Cette ouverture du cœur à la réalité de la Nouvelle Alliance et à la Loi inscrite au fond des coeurs est vraiment un fruit de l’Esprit. Notons qu’une révélation forte ne dispense pas d’un long travail de volonté, d’intelligence et de nombreux combats.

La joie d’être un vivant.
Ce qui m’apparut - dans le témoignage des charismatiques, comme dans ma propre vie - comme le premier effet du passage de l’Esprit dans une vie, c’est la joie, une certaine légèreté de l’être.
" Que le Seigneur fasse briller sur toi son visage ! " (Nombres 6,22). Oui, le visage de ceux qui avaient reçu la grâce de l’Esprit rayonnait de joie. Quel contraste avec l’état mental de la société totalement conditionnée par " l’esprit du monde " au sens de saint Paul ! Depuis Mai 68, nous nous prétendions heureux puisque libérés de l’oppression de la Loi et de l’Autorité, mais sous la profusion des paroles et des slogans incantatoires se cachait l’immense tristesse d’un peuple d’orphelins. Quand l’Esprit n’est pas accueilli, le monde et la personne sont dans la tristesse. Quand l’homme centre sa vie sur lui-même, il s’enferme dans une prison, et se prive d’une dimension essentielle à son être. Combien d’hommes et de femmes - notamment des jeunes - tombent dans la dépression voire sont conduits à la drogue ou au suicide parce qu’ils se meurent, au sens fort du mot, parce que l’être spirituel et la relation avec un Autre n’ont pas pu éclore en eux ?

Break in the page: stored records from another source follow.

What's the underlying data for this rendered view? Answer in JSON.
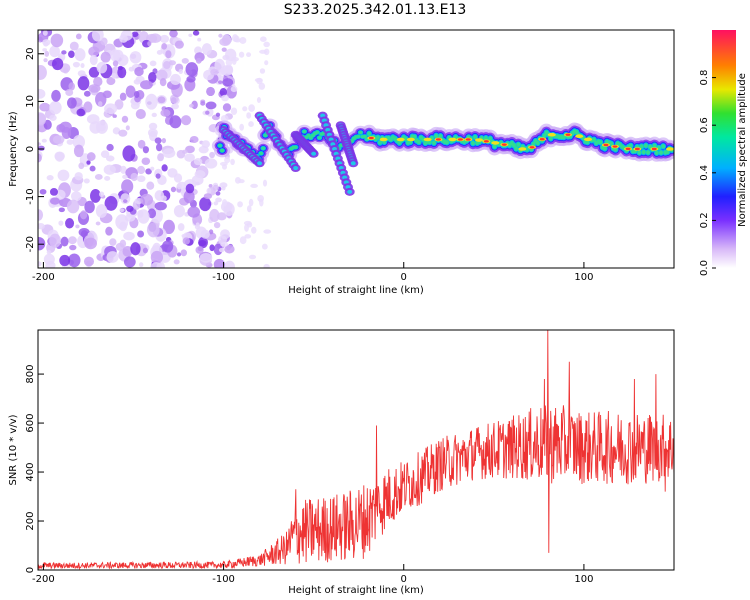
{
  "title": "S233.2025.342.01.13.E13",
  "chart_data": [
    {
      "type": "heatmap",
      "xlabel": "Height of straight line (km)",
      "ylabel": "Frequency (Hz)",
      "xlim": [
        -203,
        150
      ],
      "ylim": [
        -25,
        25
      ],
      "xticks": [
        -200,
        -100,
        0,
        100
      ],
      "yticks": [
        -20,
        -10,
        0,
        10,
        20
      ],
      "colorbar": {
        "label": "Normalized spectral amplitude",
        "range": [
          0,
          1
        ],
        "ticks": [
          0.0,
          0.2,
          0.4,
          0.6,
          0.8
        ]
      },
      "ridge": [
        {
          "x": -100,
          "f": 4
        },
        {
          "x": -90,
          "f": 1
        },
        {
          "x": -80,
          "f": -2
        },
        {
          "x": -75,
          "f": 5
        },
        {
          "x": -65,
          "f": -1
        },
        {
          "x": -55,
          "f": 3
        },
        {
          "x": -45,
          "f": 3
        },
        {
          "x": -35,
          "f": 0
        },
        {
          "x": -25,
          "f": 3
        },
        {
          "x": -15,
          "f": 2
        },
        {
          "x": 0,
          "f": 2
        },
        {
          "x": 20,
          "f": 2
        },
        {
          "x": 40,
          "f": 2
        },
        {
          "x": 55,
          "f": 1
        },
        {
          "x": 65,
          "f": 0
        },
        {
          "x": 70,
          "f": 0
        },
        {
          "x": 80,
          "f": 3
        },
        {
          "x": 95,
          "f": 3
        },
        {
          "x": 110,
          "f": 1
        },
        {
          "x": 125,
          "f": 0
        },
        {
          "x": 150,
          "f": 0
        }
      ]
    },
    {
      "type": "line",
      "xlabel": "Height of straight line (km)",
      "ylabel": "SNR (10 * v/v)",
      "xlim": [
        -203,
        150
      ],
      "ylim": [
        0,
        980
      ],
      "xticks": [
        -200,
        -100,
        0,
        100
      ],
      "yticks": [
        0,
        200,
        400,
        600,
        800
      ],
      "color": "#ee3333",
      "envelope": [
        {
          "x": -203,
          "mean": 18,
          "spread": 12
        },
        {
          "x": -100,
          "mean": 20,
          "spread": 14
        },
        {
          "x": -80,
          "mean": 40,
          "spread": 25
        },
        {
          "x": -65,
          "mean": 90,
          "spread": 70
        },
        {
          "x": -60,
          "mean": 150,
          "spread": 130
        },
        {
          "x": -50,
          "mean": 160,
          "spread": 140
        },
        {
          "x": -40,
          "mean": 170,
          "spread": 140
        },
        {
          "x": -30,
          "mean": 180,
          "spread": 150
        },
        {
          "x": -20,
          "mean": 210,
          "spread": 160
        },
        {
          "x": -10,
          "mean": 290,
          "spread": 130
        },
        {
          "x": 0,
          "mean": 340,
          "spread": 110
        },
        {
          "x": 10,
          "mean": 380,
          "spread": 110
        },
        {
          "x": 20,
          "mean": 430,
          "spread": 110
        },
        {
          "x": 40,
          "mean": 480,
          "spread": 110
        },
        {
          "x": 60,
          "mean": 500,
          "spread": 130
        },
        {
          "x": 80,
          "mean": 520,
          "spread": 170
        },
        {
          "x": 100,
          "mean": 500,
          "spread": 150
        },
        {
          "x": 130,
          "mean": 500,
          "spread": 150
        },
        {
          "x": 150,
          "mean": 500,
          "spread": 140
        }
      ],
      "spikes": [
        {
          "x": -60,
          "y": 330
        },
        {
          "x": -15,
          "y": 590
        },
        {
          "x": 80,
          "y": 980
        },
        {
          "x": 80.5,
          "y": 70
        },
        {
          "x": 78,
          "y": 780
        },
        {
          "x": 92,
          "y": 850
        },
        {
          "x": 128,
          "y": 780
        },
        {
          "x": 140,
          "y": 800
        },
        {
          "x": 145,
          "y": 320
        }
      ]
    }
  ]
}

Au contraire les jeunes charismatiques que je rencontrais exultaient, car ils étaient nés de Dieu.
Au fil de ce reportage qui dura des mois j’ai moi-même fait l’expérience progressive de la sortie de la tristesse et de la mort, du retour à la joie et à la vie. Mon regard de journaliste sur le monde et sur l’Eglise changeait : le voile de tristesse et de mort qui me semblait les recouvrir se levait, et l’Esprit saint me donnait de voir des pousses de vie, des promesses d’espérance. Je revivais, comme les os d’Ezéchiel.

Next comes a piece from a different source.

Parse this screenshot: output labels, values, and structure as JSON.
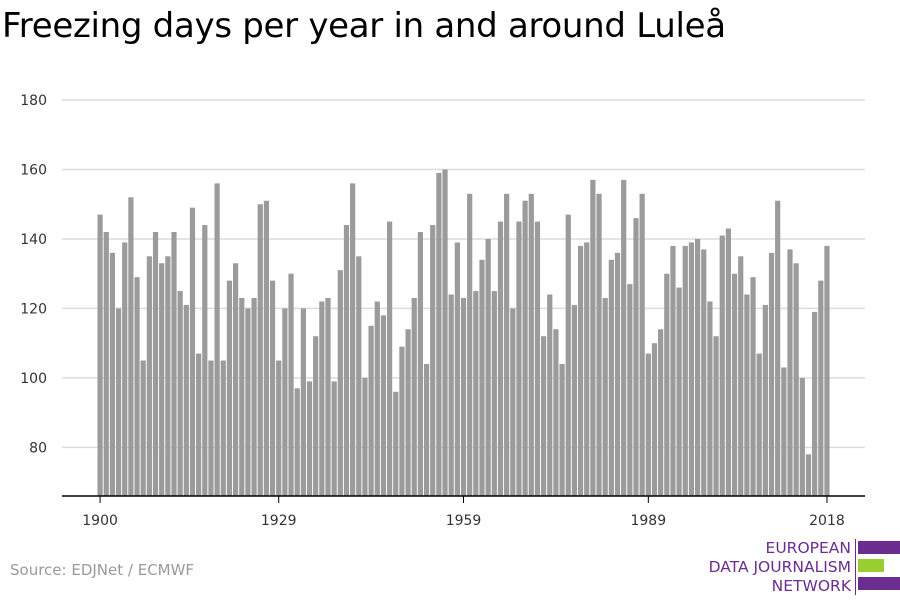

Celui qui s’ouvre à Dieu et accepte de l’accueillir, ou celui qui a l’immense grâce d’une irruption gratuite de l’Esprit en sa vie, découvre une joie et une paix profondes, une douceur de vivre jamais goûtée. L’Ecriture est pleine de ces constats. L’Esprit fait de nous des vivants. Lui seul peut animer durablement notre être. On peut être profondément vivant et joyeux même dans l’épreuve. C’est la vision d’Isaïe, au cœur même de l’Exil, quand tout est échec et désespérance pour le peuple élu. " Peuple de Sion, toi qui habites Jérusalem, jamais plus tu ne pleureras. Quand tu crieras le Seigneur se penchera vers toi… Dans l’angoisse, le Seigneur te donnera du pain, et de l’eau dans ta détresse. Celui qui t’instruit ne se dérobera plus et tes yeux le verront… " (30, 19-21). Cette joie nous est donnée par la conscience des bienfaits de Dieu sur notre vie, de son amour inconditionnel, par tant de signes qu’Il est au travail en chacun et dans son Eglise. Cette joie est fondée sur cette certitude que Dieu prend soin de nous. Elle ne pousse pas à la passivité, ne dispense pas de la réflexion, ne supprime pas les interrogations et les doutes… mais il y a un Roc qui ne bouge pas.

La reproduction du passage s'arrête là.